= Yaroslav Golovanov =

Soviet Russian aerospace journalist and writer

Yaroslav Golovanov

Yaroslav Kirillovich Golovanov (Ярослав Кириллович Голованов; 2 June 1932 in Moscow – 21 May 2003 in Peredelkino) was a Russian journalist, writer and science communicator. He covered space exploration by the Soviet Union from its beginnings.

Golovanov's father was director of a theatre (today's Gogol's Theatre). His mother was an actress.

Golovanov studied rocket engineering at the Bauman Moscow State Technical University, finishing in 1957(?). During 1956-58 he worked in a laboratory of the Ministry of Aviation Industry. In September 1957 he started to write for the science department of the daily Komsomolskaya Pravda, working there as an editor from February 1958. From 1968 to 2003 he was an independent contributor of the newspaper.

Golovanov soon specialized in space exploration.
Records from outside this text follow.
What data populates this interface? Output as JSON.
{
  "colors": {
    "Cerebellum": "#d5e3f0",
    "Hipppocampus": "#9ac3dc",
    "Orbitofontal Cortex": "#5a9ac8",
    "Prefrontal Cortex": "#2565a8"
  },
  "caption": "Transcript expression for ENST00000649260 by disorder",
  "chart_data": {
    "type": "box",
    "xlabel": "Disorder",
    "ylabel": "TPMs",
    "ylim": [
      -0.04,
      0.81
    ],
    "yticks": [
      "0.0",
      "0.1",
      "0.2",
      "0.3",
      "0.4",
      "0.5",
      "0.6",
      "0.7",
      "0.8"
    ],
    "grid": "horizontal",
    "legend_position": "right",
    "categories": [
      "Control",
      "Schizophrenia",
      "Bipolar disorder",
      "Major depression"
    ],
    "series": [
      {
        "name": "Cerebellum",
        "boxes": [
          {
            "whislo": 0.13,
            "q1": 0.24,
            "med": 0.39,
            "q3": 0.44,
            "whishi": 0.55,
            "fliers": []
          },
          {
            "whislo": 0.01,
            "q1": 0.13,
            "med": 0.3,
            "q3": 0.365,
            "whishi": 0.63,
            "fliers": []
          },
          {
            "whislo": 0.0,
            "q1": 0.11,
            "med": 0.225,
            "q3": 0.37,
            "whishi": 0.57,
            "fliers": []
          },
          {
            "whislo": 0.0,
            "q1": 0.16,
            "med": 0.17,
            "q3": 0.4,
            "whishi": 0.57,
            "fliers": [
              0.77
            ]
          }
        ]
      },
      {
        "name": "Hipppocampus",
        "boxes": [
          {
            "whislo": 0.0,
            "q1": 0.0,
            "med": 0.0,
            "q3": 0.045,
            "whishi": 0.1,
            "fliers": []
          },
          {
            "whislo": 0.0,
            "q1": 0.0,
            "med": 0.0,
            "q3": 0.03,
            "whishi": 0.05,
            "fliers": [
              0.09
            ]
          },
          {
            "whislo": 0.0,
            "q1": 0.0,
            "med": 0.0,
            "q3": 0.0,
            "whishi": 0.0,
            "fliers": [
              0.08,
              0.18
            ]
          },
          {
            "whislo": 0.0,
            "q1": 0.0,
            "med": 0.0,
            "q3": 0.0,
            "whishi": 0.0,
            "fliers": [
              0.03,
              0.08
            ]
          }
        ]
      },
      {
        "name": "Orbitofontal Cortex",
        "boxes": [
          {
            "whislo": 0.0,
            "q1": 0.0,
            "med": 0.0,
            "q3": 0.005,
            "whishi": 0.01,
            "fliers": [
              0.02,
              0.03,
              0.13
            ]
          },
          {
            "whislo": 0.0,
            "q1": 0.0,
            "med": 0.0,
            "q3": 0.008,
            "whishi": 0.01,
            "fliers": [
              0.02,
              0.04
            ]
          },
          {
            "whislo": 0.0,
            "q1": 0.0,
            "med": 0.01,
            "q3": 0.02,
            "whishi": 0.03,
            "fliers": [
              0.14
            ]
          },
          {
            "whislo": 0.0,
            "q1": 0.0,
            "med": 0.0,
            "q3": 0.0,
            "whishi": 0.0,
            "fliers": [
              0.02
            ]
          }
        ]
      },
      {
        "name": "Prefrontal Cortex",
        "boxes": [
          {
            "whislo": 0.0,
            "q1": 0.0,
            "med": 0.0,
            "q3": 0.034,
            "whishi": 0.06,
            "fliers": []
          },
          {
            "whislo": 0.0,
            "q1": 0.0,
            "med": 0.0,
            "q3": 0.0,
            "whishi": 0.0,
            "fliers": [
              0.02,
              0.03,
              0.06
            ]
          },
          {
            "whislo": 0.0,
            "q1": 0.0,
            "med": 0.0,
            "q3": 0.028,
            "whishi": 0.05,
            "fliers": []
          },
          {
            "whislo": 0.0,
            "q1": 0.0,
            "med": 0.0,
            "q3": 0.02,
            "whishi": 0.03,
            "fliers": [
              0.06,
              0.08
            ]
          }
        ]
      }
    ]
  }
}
The first novel "Кузнецы грома" (Thunder's Blacksmiths) deals with the lives of Soviet rocket designers.

Between 1965 and 1966 Golovanov was a member of a team of three journalists, unofficial candidates for a space flight. The team was disbanded after Korolyov's death. (Golovanov tried, in vain, to become a cosmonaut in the early 1990s.)

In 1982 he published "Дорога на космодром" (Doroga na kosmodrom, The Path to Cosmodrome), a detailed overview of the history of space exploration, mainly in the Soviet Union. His detailed biography of Korolyov was published in 1994 under name "Королев. Факты и мифы" (Korolyov - facts and myths). Golovanov's diary of fifty years was published in 1998-99 under the title "Заметки вашего современника" (Notes from Your Contemporary).

In total, Yaroslav Golovanov published 20 books, which were translated into 25 languages.

Golovanov was married three times: to Valentina Alekseyevna Zhuravleva [with sons Vasily (born 1960) and Aleksandr (born 1965)], to Natalija Borisovna Laskin with son, Dmitri (born 1974) and to Yevgenia Markovna Albats [with daughter Olga (born 1988)].

==Trivia==
- Dmitri Bilenkin, Agranovsky, Yaroslav Golovanov, Komarov, and an artist Pavel Bunin used the collective pseudonym Pavel Bagryak for some of their works.